All of lore.kernel.org
 help / color / mirror / Atom feed
From: Maxim Levitsky <mlevitsk@redhat.com>
To: kvm@vger.kernel.org
Cc: linux-doc@vger.kernel.org (open list:DOCUMENTATION),
	Thomas Gleixner <tglx@linutronix.de>,
	Jonathan Corbet <corbet@lwn.net>,
	Paolo Bonzini <pbonzini@redhat.com>,
	x86@kernel.org (maintainer:X86 ARCHITECTURE (32-BIT AND 64-BIT)),
	linux-kernel@vger.kernel.org (open list:X86 ARCHITECTURE (32-BIT
	AND 64-BIT)), "H. Peter Anvin" <hpa@zytor.com>,
	Ingo Molnar <mingo@redhat.com>, Borislav Petkov <bp@alien8.de>,
	Wanpeng Li <wanpengli@tencent.com>,
	Vitaly Kuznetsov <vkuznets@redhat.com>,
	Jim Mattson <jmattson@google.com>,
	Sean Christopherson <seanjc@google.com>,
	Joerg Roedel <joro@8bytes.org>,
	Maxim Levitsky <mlevitsk@redhat.com>
Subject: [PATCH v2 4/6] KVM: x86: Introduce KVM_GET_SREGS2 / KVM_SET_SREGS2
Date: Mon, 26 Apr 2021 14:13:31 +0300	[thread overview]
Message-ID: <20210426111333.967729-5-mlevitsk@redhat.com> (raw)
In-Reply-To: <20210426111333.967729-1-mlevitsk@redhat.com>

This is a new version of KVM_GET_SREGS / KVM_SET_SREGS.

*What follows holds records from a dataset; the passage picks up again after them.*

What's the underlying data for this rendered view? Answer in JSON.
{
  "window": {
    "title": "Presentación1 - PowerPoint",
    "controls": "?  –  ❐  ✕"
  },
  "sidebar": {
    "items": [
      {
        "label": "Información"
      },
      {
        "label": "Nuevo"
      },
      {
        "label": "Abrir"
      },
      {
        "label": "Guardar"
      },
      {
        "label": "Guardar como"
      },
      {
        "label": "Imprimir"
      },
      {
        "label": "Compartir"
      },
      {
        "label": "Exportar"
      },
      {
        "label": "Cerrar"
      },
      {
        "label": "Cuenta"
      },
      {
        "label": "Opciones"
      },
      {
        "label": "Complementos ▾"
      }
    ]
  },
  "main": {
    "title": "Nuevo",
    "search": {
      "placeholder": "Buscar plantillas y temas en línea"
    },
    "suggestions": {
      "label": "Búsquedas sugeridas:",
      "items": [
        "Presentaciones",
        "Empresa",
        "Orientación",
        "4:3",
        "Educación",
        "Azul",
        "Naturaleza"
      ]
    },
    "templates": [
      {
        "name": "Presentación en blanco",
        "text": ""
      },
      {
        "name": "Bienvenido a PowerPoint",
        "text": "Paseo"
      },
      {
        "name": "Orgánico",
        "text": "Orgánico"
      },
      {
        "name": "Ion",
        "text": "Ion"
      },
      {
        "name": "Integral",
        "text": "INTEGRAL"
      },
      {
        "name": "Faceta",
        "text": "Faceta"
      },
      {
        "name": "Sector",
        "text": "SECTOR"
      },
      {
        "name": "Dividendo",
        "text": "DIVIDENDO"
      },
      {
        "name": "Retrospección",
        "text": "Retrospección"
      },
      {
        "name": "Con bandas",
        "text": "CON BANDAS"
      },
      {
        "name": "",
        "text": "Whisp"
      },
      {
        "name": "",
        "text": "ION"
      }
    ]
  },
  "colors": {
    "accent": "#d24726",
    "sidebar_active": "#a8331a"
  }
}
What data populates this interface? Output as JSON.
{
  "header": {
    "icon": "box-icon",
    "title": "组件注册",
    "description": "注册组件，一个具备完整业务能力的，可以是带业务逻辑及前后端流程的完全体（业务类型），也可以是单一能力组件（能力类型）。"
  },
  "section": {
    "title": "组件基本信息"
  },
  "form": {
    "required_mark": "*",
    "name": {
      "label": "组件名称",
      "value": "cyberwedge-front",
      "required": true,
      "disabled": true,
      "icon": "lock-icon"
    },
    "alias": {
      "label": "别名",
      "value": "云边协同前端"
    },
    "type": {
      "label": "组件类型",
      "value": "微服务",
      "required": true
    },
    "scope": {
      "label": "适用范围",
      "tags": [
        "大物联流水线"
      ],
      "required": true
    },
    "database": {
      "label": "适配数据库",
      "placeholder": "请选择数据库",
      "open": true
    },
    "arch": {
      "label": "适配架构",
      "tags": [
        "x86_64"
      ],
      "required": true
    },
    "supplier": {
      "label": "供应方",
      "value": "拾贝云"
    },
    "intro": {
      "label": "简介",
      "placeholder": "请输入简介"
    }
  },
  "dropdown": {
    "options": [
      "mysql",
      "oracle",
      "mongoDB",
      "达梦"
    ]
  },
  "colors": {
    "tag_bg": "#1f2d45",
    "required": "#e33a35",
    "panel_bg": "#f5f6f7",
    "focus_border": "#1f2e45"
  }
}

It has the following changes:
   * Has flags for future extensions
   * Has vcpu's PDPTS, which allows to save/restore them on migration.
   * Lacks obsolete interrupt bitmap (done now via KVM_SET_VCPU_EVENTS)

New capability, KVM_CAP_SREGS2 is added to signal
the userspace of this ioctl.

Signed-off-by: Maxim Levitsky <mlevitsk@redhat.com>
---
 Documentation/virt/kvm/api.rst  |  48 +++++++++++
 arch/x86/include/asm/kvm_host.h |   7 ++
 arch/x86/include/uapi/asm/kvm.h |  13 +++
 arch/x86/kvm/kvm_cache_regs.h   |   5 ++
 arch/x86/kvm/x86.c              | 139 ++++++++++++++++++++++++++------
 include/uapi/linux/kvm.h        |   4 +
 6 files changed, 192 insertions(+), 24 deletions(-)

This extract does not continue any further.